第12章 青紫の眼と新たな仲間
あれよあれよと中央の席に着かされ、まだ船に乗ってから挨拶したことのないクルーと言葉を交わしていれば目の前にトレーが置かれた。
「快気"前"祝いだ!」
シャチがどん、と指し示したのはそこそこ大きめの焼き魚が頭付きのお造りのように曲げられて盛られている。
今朝釣ったと言う魚だろう。
手先の器用なシャチ。こんな疑似お造りまで作ってしまうのか。
「昨日キャプテンが誰か付き添うなら船内を移動してもいいっていってたから、あとで改めて潜水艦ツアーしてあげるからね!」
ここ数日身の回りの世話でお世話になってたイッカク。
だいぶ打ち解けてきた彼女と船内の話をしていれば、ペンギンとローが食堂へと入ってきた。
「お、食堂まで来れたんだな!」
「おはよう、ペンギン、ロー」
「後で車椅子持っていこうかと思ったんだが、必要なかったな」
「まぁなんとか…しんどかったけどね」
「リハビリはそんなもんだ」
その調子で頑張れと言い残してペンギンはご飯を貰いに厨房が見えるカウンターへと向かった。
「すごいな」
隣に腰かけたローは、シャチ特製のお造りを見る。
なかなかの力作にすごいよねと返す。
ペンギンがローの分の朝食も持ってきて全員が席に着いたタイミングで、自然と皆が「いただきます」と揃い、食べ始めた。
「ふふっ仲良いねぇ。

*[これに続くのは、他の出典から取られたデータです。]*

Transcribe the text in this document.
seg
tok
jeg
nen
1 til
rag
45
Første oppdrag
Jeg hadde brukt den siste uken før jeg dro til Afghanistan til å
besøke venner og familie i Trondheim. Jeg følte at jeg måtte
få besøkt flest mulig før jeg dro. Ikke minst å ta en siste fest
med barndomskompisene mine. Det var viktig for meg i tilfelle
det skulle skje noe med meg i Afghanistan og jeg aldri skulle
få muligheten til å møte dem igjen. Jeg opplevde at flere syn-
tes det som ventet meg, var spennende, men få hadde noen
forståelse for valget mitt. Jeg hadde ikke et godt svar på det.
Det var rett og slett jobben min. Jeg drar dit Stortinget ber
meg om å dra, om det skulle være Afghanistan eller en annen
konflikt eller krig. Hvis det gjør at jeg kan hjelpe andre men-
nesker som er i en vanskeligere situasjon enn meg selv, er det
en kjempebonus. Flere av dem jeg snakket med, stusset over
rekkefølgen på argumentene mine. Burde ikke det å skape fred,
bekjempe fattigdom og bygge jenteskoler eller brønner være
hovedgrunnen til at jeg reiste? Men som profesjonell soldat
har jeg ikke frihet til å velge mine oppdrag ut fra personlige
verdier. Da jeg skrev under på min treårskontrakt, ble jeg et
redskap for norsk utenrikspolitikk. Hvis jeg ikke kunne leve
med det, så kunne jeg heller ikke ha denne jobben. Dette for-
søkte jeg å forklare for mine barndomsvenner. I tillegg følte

いつも揃ってから食べるの?」
「だいたいはな…」
「キャプテンだけっすよ、朝起きてこなかったりするの。他のクルーはいつも揃ってる」
頻繁に夜更かしするローは度々活動時間がクルーとずれるらしく、朝食はロー抜きの事が多いらしい。
調理担当するクルーから苦情のような言葉をチクチク言われるローは苦い顔をしながらお茶漬けをすすっていた。